Samsung Pay is a big perk of ownership for Samsung's phones. The MST-based system on most of the company's phones works with plenty of card readers that don't actually support contactless payments, and that's especially handy these days. There's not a whole lot of reason to give it up, but if you do want or need to switch to Google Pay and you're using a Galaxy Note 20 Ultra, you might run into some trouble.
While it's far from a universal issue, we've seen several reports stretching back over the last two months that Google Pay fails to work correctly on Samsung's biggest, latest flagship.

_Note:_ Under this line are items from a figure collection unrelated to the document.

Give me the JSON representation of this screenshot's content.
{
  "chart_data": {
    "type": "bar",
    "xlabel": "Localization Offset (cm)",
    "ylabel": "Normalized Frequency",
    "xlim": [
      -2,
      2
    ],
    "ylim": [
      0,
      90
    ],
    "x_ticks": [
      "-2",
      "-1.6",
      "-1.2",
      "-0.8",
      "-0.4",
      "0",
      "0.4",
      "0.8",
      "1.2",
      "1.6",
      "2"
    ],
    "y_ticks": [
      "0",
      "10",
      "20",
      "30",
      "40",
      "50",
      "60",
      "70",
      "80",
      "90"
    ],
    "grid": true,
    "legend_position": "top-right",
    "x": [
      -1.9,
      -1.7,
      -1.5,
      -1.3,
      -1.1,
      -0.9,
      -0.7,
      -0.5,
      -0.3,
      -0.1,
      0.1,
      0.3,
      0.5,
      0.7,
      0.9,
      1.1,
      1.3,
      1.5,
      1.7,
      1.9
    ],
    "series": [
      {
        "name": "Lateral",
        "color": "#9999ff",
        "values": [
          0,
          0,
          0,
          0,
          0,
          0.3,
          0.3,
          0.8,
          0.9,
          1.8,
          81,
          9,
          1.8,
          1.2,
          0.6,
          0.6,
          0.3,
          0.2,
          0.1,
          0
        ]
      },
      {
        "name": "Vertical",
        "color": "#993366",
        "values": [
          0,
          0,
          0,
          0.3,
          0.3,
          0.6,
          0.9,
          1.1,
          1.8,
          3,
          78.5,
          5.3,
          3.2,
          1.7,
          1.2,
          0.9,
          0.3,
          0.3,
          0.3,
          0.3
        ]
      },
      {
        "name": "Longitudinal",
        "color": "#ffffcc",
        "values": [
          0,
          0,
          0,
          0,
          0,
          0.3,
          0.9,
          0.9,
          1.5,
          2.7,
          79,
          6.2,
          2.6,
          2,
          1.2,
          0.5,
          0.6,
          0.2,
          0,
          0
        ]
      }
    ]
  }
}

The level of detail across customer reports varies, but for most of those affected, Google Pay will let you set up the app and add cards, and even set it as the default payment provider on the phone, but actually trying to use it in a store will result in failure or an error: a red exclamation point in the Google Pay app.

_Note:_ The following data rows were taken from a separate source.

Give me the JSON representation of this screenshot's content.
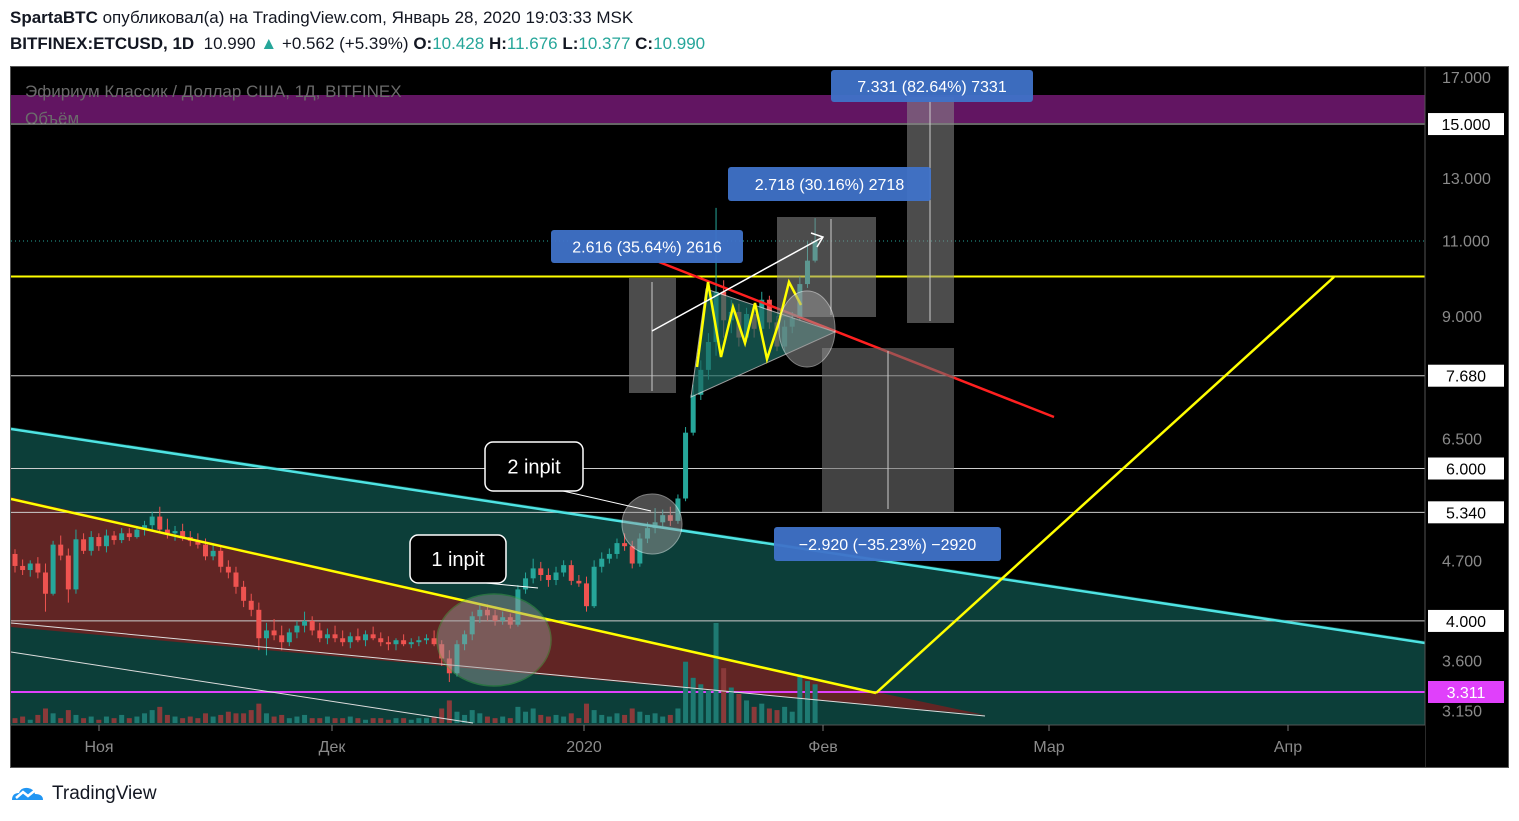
{
  "header": {
    "author": "SpartaBTC",
    "published_text": "опубликовал(а) на TradingView.com, Январь 28, 2020 19:03:33 MSK",
    "symbol": "BITFINEX:ETCUSD, 1D",
    "last": "10.990",
    "change_arrow": "▲",
    "change": "+0.562 (+5.39%)",
    "o_label": "O:",
    "o": "10.428",
    "h_label": "H:",
    "h": "11.676",
    "l_label": "L:",
    "l": "10.377",
    "c_label": "C:",
    "c": "10.990"
  },
  "chart_data": {
    "type": "candlestick",
    "title": "Эфириум Классик / Доллар США, 1Д, BITFINEX",
    "subtitle": "Объём",
    "y_scale": "log",
    "ylim": [
      3.05,
      17.5
    ],
    "y_ticks": [
      "17.000",
      "15.000",
      "13.000",
      "11.000",
      "9.000",
      "7.680",
      "6.500",
      "6.000",
      "5.340",
      "4.700",
      "4.000",
      "3.600",
      "3.311",
      "3.150"
    ],
    "highlight_levels": [
      {
        "label": "10.000",
        "value": 10.0,
        "color": "#ffff00"
      },
      {
        "label": "3.311",
        "value": 3.311,
        "color": "#e040fb"
      }
    ],
    "x_ticks": [
      "Ноя",
      "Дек",
      "2020",
      "Фев",
      "Мар",
      "Апр"
    ],
    "annotations": [
      {
        "text": "2.616 (35.64%) 2616"
      },
      {
        "text": "2.718 (30.16%) 2718"
      },
      {
        "text": "7.331 (82.64%) 7331"
      },
      {
        "text": "−2.920 (−35.23%) −2920"
      },
      {
        "text": "1 inpit"
      },
      {
        "text": "2 inpit"
      }
    ],
    "ohlc": [
      [
        4.78,
        4.84,
        4.55,
        4.63
      ],
      [
        4.63,
        4.71,
        4.52,
        4.58
      ],
      [
        4.58,
        4.7,
        4.5,
        4.66
      ],
      [
        4.66,
        4.74,
        4.48,
        4.55
      ],
      [
        4.55,
        4.66,
        4.1,
        4.3
      ],
      [
        4.3,
        4.95,
        4.28,
        4.9
      ],
      [
        4.9,
        5.02,
        4.7,
        4.76
      ],
      [
        4.76,
        4.85,
        4.2,
        4.35
      ],
      [
        4.35,
        5.1,
        4.3,
        4.97
      ],
      [
        4.97,
        5.05,
        4.78,
        4.82
      ],
      [
        4.82,
        5.08,
        4.76,
        5.0
      ],
      [
        5.0,
        5.05,
        4.82,
        4.88
      ],
      [
        4.88,
        5.1,
        4.8,
        5.02
      ],
      [
        5.02,
        5.08,
        4.9,
        4.96
      ],
      [
        4.96,
        5.12,
        4.92,
        5.05
      ],
      [
        5.05,
        5.12,
        4.95,
        5.0
      ],
      [
        5.0,
        5.15,
        4.98,
        5.1
      ],
      [
        5.1,
        5.22,
        5.02,
        5.16
      ],
      [
        5.16,
        5.35,
        5.1,
        5.28
      ],
      [
        5.28,
        5.42,
        5.05,
        5.1
      ],
      [
        5.1,
        5.25,
        4.98,
        5.05
      ],
      [
        5.05,
        5.15,
        4.95,
        5.08
      ],
      [
        5.08,
        5.18,
        4.95,
        5.0
      ],
      [
        5.0,
        5.08,
        4.88,
        4.95
      ],
      [
        4.95,
        5.05,
        4.85,
        4.9
      ],
      [
        4.9,
        4.98,
        4.7,
        4.75
      ],
      [
        4.75,
        4.92,
        4.7,
        4.82
      ],
      [
        4.82,
        4.88,
        4.55,
        4.62
      ],
      [
        4.62,
        4.7,
        4.48,
        4.55
      ],
      [
        4.55,
        4.62,
        4.3,
        4.38
      ],
      [
        4.38,
        4.45,
        4.15,
        4.22
      ],
      [
        4.22,
        4.3,
        4.05,
        4.12
      ],
      [
        4.12,
        4.2,
        3.7,
        3.82
      ],
      [
        3.82,
        3.98,
        3.65,
        3.9
      ],
      [
        3.9,
        4.02,
        3.8,
        3.85
      ],
      [
        3.85,
        3.95,
        3.7,
        3.78
      ],
      [
        3.78,
        3.92,
        3.74,
        3.88
      ],
      [
        3.88,
        4.0,
        3.82,
        3.95
      ],
      [
        3.95,
        4.1,
        3.88,
        4.0
      ],
      [
        4.0,
        4.05,
        3.85,
        3.9
      ],
      [
        3.9,
        3.98,
        3.78,
        3.82
      ],
      [
        3.82,
        3.92,
        3.76,
        3.86
      ],
      [
        3.86,
        3.95,
        3.78,
        3.82
      ],
      [
        3.82,
        3.9,
        3.74,
        3.78
      ],
      [
        3.78,
        3.88,
        3.72,
        3.84
      ],
      [
        3.84,
        3.92,
        3.78,
        3.8
      ],
      [
        3.8,
        3.9,
        3.74,
        3.86
      ],
      [
        3.86,
        3.94,
        3.8,
        3.82
      ],
      [
        3.82,
        3.88,
        3.74,
        3.78
      ],
      [
        3.78,
        3.84,
        3.7,
        3.76
      ],
      [
        3.76,
        3.82,
        3.7,
        3.8
      ],
      [
        3.8,
        3.86,
        3.74,
        3.76
      ],
      [
        3.76,
        3.82,
        3.72,
        3.78
      ],
      [
        3.78,
        3.84,
        3.74,
        3.8
      ],
      [
        3.8,
        3.86,
        3.76,
        3.82
      ],
      [
        3.82,
        3.9,
        3.74,
        3.76
      ],
      [
        3.76,
        3.8,
        3.55,
        3.62
      ],
      [
        3.62,
        3.7,
        3.4,
        3.48
      ],
      [
        3.48,
        3.8,
        3.45,
        3.76
      ],
      [
        3.76,
        3.9,
        3.7,
        3.86
      ],
      [
        3.86,
        4.1,
        3.8,
        4.05
      ],
      [
        4.05,
        4.18,
        3.98,
        4.12
      ],
      [
        4.12,
        4.18,
        4.0,
        4.06
      ],
      [
        4.06,
        4.12,
        3.95,
        4.0
      ],
      [
        4.0,
        4.1,
        3.96,
        4.04
      ],
      [
        4.04,
        4.08,
        3.92,
        3.96
      ],
      [
        3.96,
        4.4,
        3.94,
        4.35
      ],
      [
        4.35,
        4.55,
        4.3,
        4.48
      ],
      [
        4.48,
        4.72,
        4.42,
        4.6
      ],
      [
        4.6,
        4.68,
        4.45,
        4.52
      ],
      [
        4.52,
        4.6,
        4.38,
        4.46
      ],
      [
        4.46,
        4.62,
        4.4,
        4.55
      ],
      [
        4.55,
        4.7,
        4.5,
        4.64
      ],
      [
        4.64,
        4.7,
        4.4,
        4.45
      ],
      [
        4.45,
        4.52,
        4.38,
        4.42
      ],
      [
        4.42,
        4.5,
        4.1,
        4.16
      ],
      [
        4.16,
        4.7,
        4.14,
        4.62
      ],
      [
        4.62,
        4.8,
        4.55,
        4.72
      ],
      [
        4.72,
        4.85,
        4.66,
        4.78
      ],
      [
        4.78,
        4.98,
        4.72,
        4.92
      ],
      [
        4.92,
        5.05,
        4.82,
        4.88
      ],
      [
        4.88,
        4.95,
        4.6,
        4.66
      ],
      [
        4.66,
        5.05,
        4.62,
        4.98
      ],
      [
        4.98,
        5.2,
        4.92,
        5.12
      ],
      [
        5.12,
        5.4,
        5.05,
        5.2
      ],
      [
        5.2,
        5.38,
        5.12,
        5.3
      ],
      [
        5.3,
        5.42,
        5.15,
        5.22
      ],
      [
        5.22,
        5.6,
        5.18,
        5.54
      ],
      [
        5.54,
        6.7,
        5.5,
        6.6
      ],
      [
        6.6,
        7.5,
        6.55,
        7.3
      ],
      [
        7.3,
        8.0,
        7.2,
        7.8
      ],
      [
        7.8,
        8.6,
        7.6,
        8.4
      ],
      [
        8.4,
        12.0,
        8.1,
        9.6
      ],
      [
        9.6,
        9.9,
        8.5,
        8.9
      ],
      [
        8.9,
        9.4,
        8.6,
        9.1
      ],
      [
        9.1,
        9.3,
        8.3,
        8.5
      ],
      [
        8.5,
        9.2,
        8.4,
        9.05
      ],
      [
        9.05,
        9.3,
        8.5,
        8.7
      ],
      [
        8.7,
        9.6,
        8.6,
        9.4
      ],
      [
        9.4,
        9.5,
        8.7,
        8.85
      ],
      [
        8.85,
        9.0,
        8.2,
        8.3
      ],
      [
        8.3,
        8.9,
        8.2,
        8.75
      ],
      [
        8.75,
        9.1,
        8.6,
        8.95
      ],
      [
        8.95,
        10.0,
        8.9,
        9.8
      ],
      [
        9.8,
        11.0,
        9.7,
        10.43
      ],
      [
        10.43,
        11.68,
        10.38,
        10.99
      ]
    ],
    "volume": [
      3,
      4,
      2,
      5,
      9,
      6,
      3,
      8,
      5,
      3,
      4,
      2,
      4,
      3,
      5,
      3,
      4,
      6,
      8,
      10,
      5,
      4,
      3,
      4,
      3,
      6,
      4,
      5,
      7,
      6,
      6,
      8,
      12,
      6,
      4,
      5,
      3,
      4,
      5,
      3,
      3,
      4,
      3,
      3,
      4,
      3,
      2,
      3,
      3,
      2,
      3,
      3,
      2,
      3,
      3,
      4,
      9,
      14,
      7,
      5,
      8,
      6,
      4,
      3,
      4,
      3,
      10,
      7,
      9,
      5,
      4,
      5,
      4,
      6,
      3,
      12,
      8,
      5,
      4,
      6,
      5,
      9,
      7,
      5,
      6,
      4,
      5,
      9,
      38,
      28,
      24,
      20,
      62,
      34,
      22,
      18,
      14,
      10,
      12,
      9,
      8,
      10,
      7,
      30,
      26,
      24
    ]
  }
}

The usual troubleshooting, like checking that the app is exempt from power-saving optimizations and enabling NFC, doesn't seem to help those affected. Furthermore, the issue isn't limited to specific markets or versions of the phone. According to reports, both the Snapdragon and the Exynos S20 Ultra can run into this problem. We should note: None of our units at Android Police appear to exhibit this issue. Some of those affected that have tested other NFC applications like file transfers report no problem with those other use cases.

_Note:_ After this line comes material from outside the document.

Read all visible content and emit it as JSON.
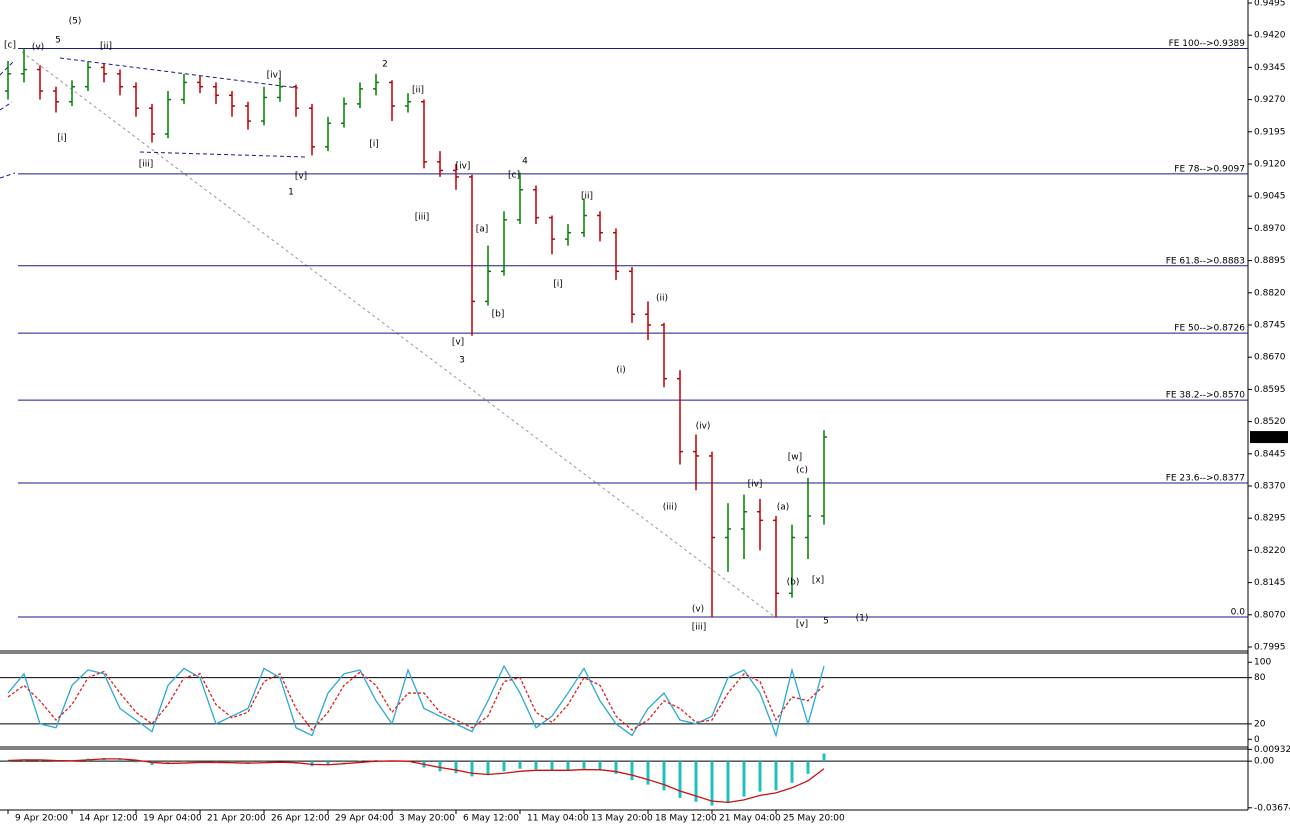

NFC antenna location for the Note20 Ultra on the center of the bottom back.
In isolation, this might not seem like a big problem since you'd assume customers can always just use Samsung Pay, which does reportedly function when enabled for those affected. However, there are some markets that Google Pay works in that Samsung Pay doesn't, leaving affected customers in those locations out of luck and without much in the way of alternatives.
For those affected, things like app data wipes and factory resets don't fix the issue, but some customers have fixed things by swapping their SIM to a second slot on dual-SIM models. Though they're rarely reliable sources of information, some carrier support reps claim the issue has to do with how Samsung's software handles certain SIMs or carriers. A few folks claim the issue has been fixed over the last month courtesy of updates, though other reports persist.